When debugging the latency experienced by the single data center configuration the team discovered a number of performance improvements to the way service data is stored. Whilst the refactors were complex, the result can be simplified to two key areas:

Health

The first health checks consisted of periodic writes to a key/value directory on a per-device basis. A pruning process existed to remove services that exceeded the maximum TTL.

The latest iteration of the health check process now uses Consul’s inbuilt healthcheck methods, including GRPC standard health endpoints for Stargates and Gateways, and TTL checks for Hosts. This meant that we were able to completely remove the key/value data which had a significant reduction in latency due to the way the Consul propagates service health.

Metadata

Until recently all devices wrote information such as their current connections and build digest to Consul key/value. Whilst it appeared to be largely an efficient method, benchmarking showed us that storing this data within the core Service metadata reduced the number of Consul requests by other services. If, for example, a Host wanted to find the closest operational Gateway it would first need to make a call for all services of type ‘Gateway’, before individually requesting the KV metadata of each Gateway before an informed preference could be made. By moving this data to the Service itself, what could be a query of 1+n became simply a query of 1.

Security

ACL tokens were initially created to offer distinguishably different permissions to the three core services, with the Host application having the lowest level of trust, and the lowest staking. The Host token had read-only access to non-sensitive information, and a small amount of write access to its own part of the network manifest making it almost impossible to use it for evil.

A single ACL token for all Hosts does come with a downside, and one we discovered when migrating to multi DC on testnet.

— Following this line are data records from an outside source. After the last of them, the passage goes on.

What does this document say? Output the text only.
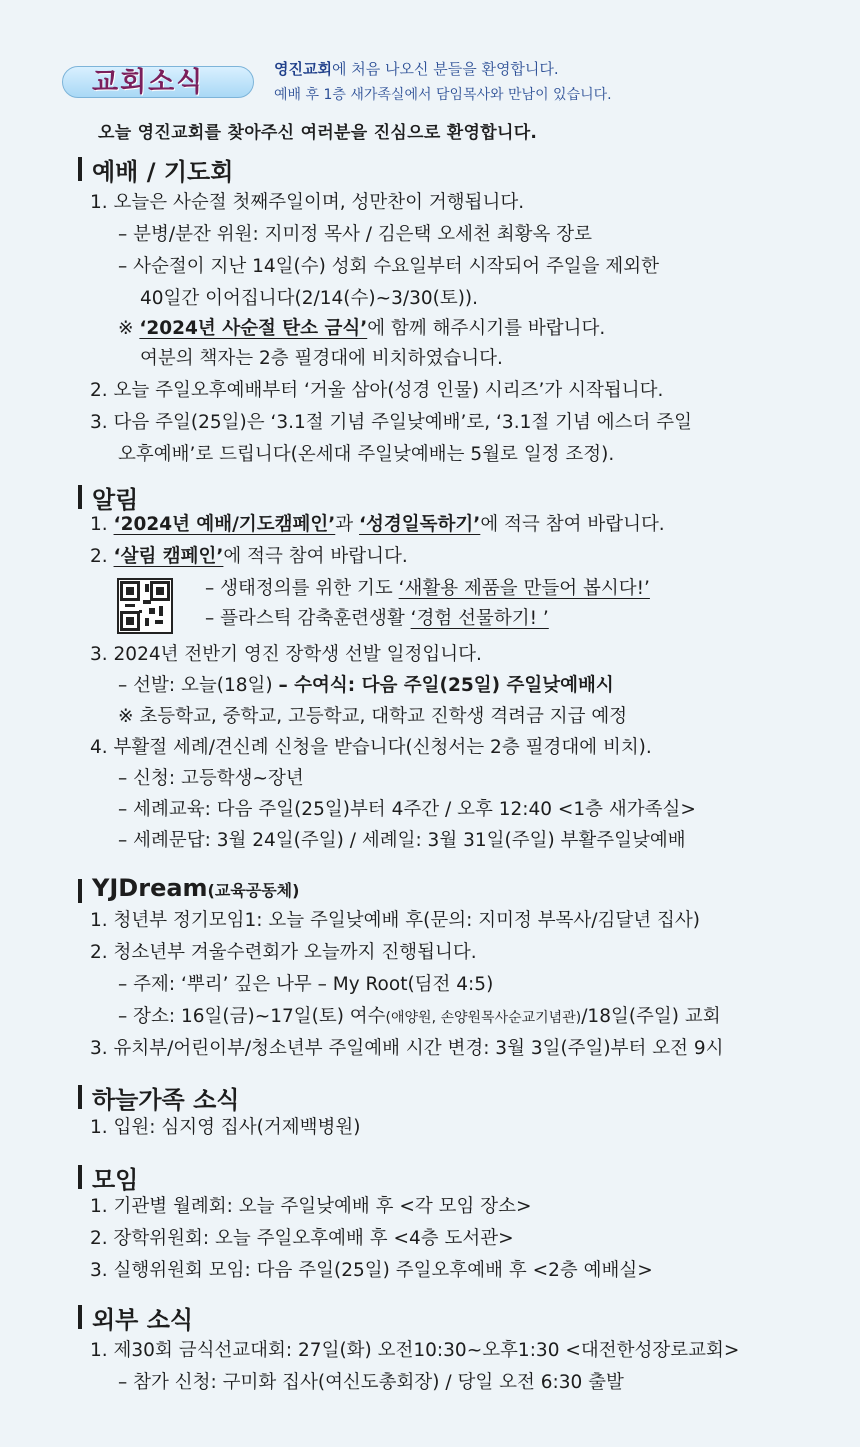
교회소식	영진교회에 처음 나오신 분들을 환영합니다.
예배 후 1층 새가족실에서 담임목사와 만남이 있습니다.
오늘 영진교회를 찾아주신 여러분을 진심으로 환영합니다.
예배 / 기도회
1. 오늘은 사순절 첫째주일이며, 성만찬이 거행됩니다.
– 분병/분잔 위원: 지미정 목사 / 김은택 오세천 최황옥 장로
– 사순절이 지난 14일(수) 성회 수요일부터 시작되어 주일을 제외한
40일간 이어집니다(2/14(수)~3/30(토)).
※ ‘2024년 사순절 탄소 금식’에 함께 해주시기를 바랍니다.
여분의 책자는 2층 필경대에 비치하였습니다.
2. 오늘 주일오후예배부터 ‘거울 삼아(성경 인물) 시리즈’가 시작됩니다.
3. 다음 주일(25일)은 ‘3.1절 기념 주일낮예배’로, ‘3.1절 기념 에스더 주일
오후예배’로 드립니다(온세대 주일낮예배는 5월로 일정 조정).
알림
1. ‘2024년 예배/기도캠페인’과 ‘성경일독하기’에 적극 참여 바랍니다.
2. ‘살림 캠페인’에 적극 참여 바랍니다.
– 생태정의를 위한 기도 ‘새활용 제품을 만들어 봅시다!’
– 플라스틱 감축훈련생활 ‘경험 선물하기! ’
3. 2024년 전반기 영진 장학생 선발 일정입니다.
– 선발: 오늘(18일) – 수여식: 다음 주일(25일) 주일낮예배시
※ 초등학교, 중학교, 고등학교, 대학교 진학생 격려금 지급 예정
4. 부활절 세례/견신례 신청을 받습니다(신청서는 2층 필경대에 비치).
– 신청: 고등학생~장년
– 세례교육: 다음 주일(25일)부터 4주간 / 오후 12:40 <1층 새가족실>
– 세례문답: 3월 24일(주일) / 세례일: 3월 31일(주일) 부활주일낮예배
YJDream(교육공동체)
1. 청년부 정기모임1: 오늘 주일낮예배 후(문의: 지미정 부목사/김달년 집사)
2. 청소년부 겨울수련회가 오늘까지 진행됩니다.
– 주제: ‘뿌리’ 깊은 나무 – My Root(딤전 4:5)
– 장소: 16일(금)~17일(토) 여수(애양원, 손양원목사순교기념관)/18일(주일) 교회
3. 유치부/어린이부/청소년부 주일예배 시간 변경: 3월 3일(주일)부터 오전 9시
하늘가족 소식
1. 입원: 심지영 집사(거제백병원)
모임
1. 기관별 월례회: 오늘 주일낮예배 후 <각 모임 장소>
2. 장학위원회: 오늘 주일오후예배 후 <4층 도서관>
3. 실행위원회 모임: 다음 주일(25일) 주일오후예배 후 <2층 예배실>
외부 소식
1. 제30회 금식선교대회: 27일(화) 오전10:30~오후1:30 <대전한성장로교회>
– 참가 신청: 구미화 집사(여신도총회장) / 당일 오전 6:30 출발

Firstly, Consul doesn’t allow ACL migration which poses a risk when embedding a single token into the Host. It also means ACL for a single machine cannot be revoked should an account be deactivated.

The next release will include a refactored method for retrieving ACL tokens to use with Consul, which required the introduction of Vault, an accompanying service which extends Consul ACL with policy templates which act as a blueprint for the onboarding mechanics ahead of self-onboarding.

What you need to do?

If you’re lucky enough to have a Founding Node in operation you’ll need to have it up and running between the 8th and the 12th July. During this time we’ll be issuing a unique token to the machine before we switch off the old ACL and migrate the network over. Don’t worry if you currently have a support ticket open or your device is disconnected under our instruction – we will reach out to you individually after the update and get you back up and running.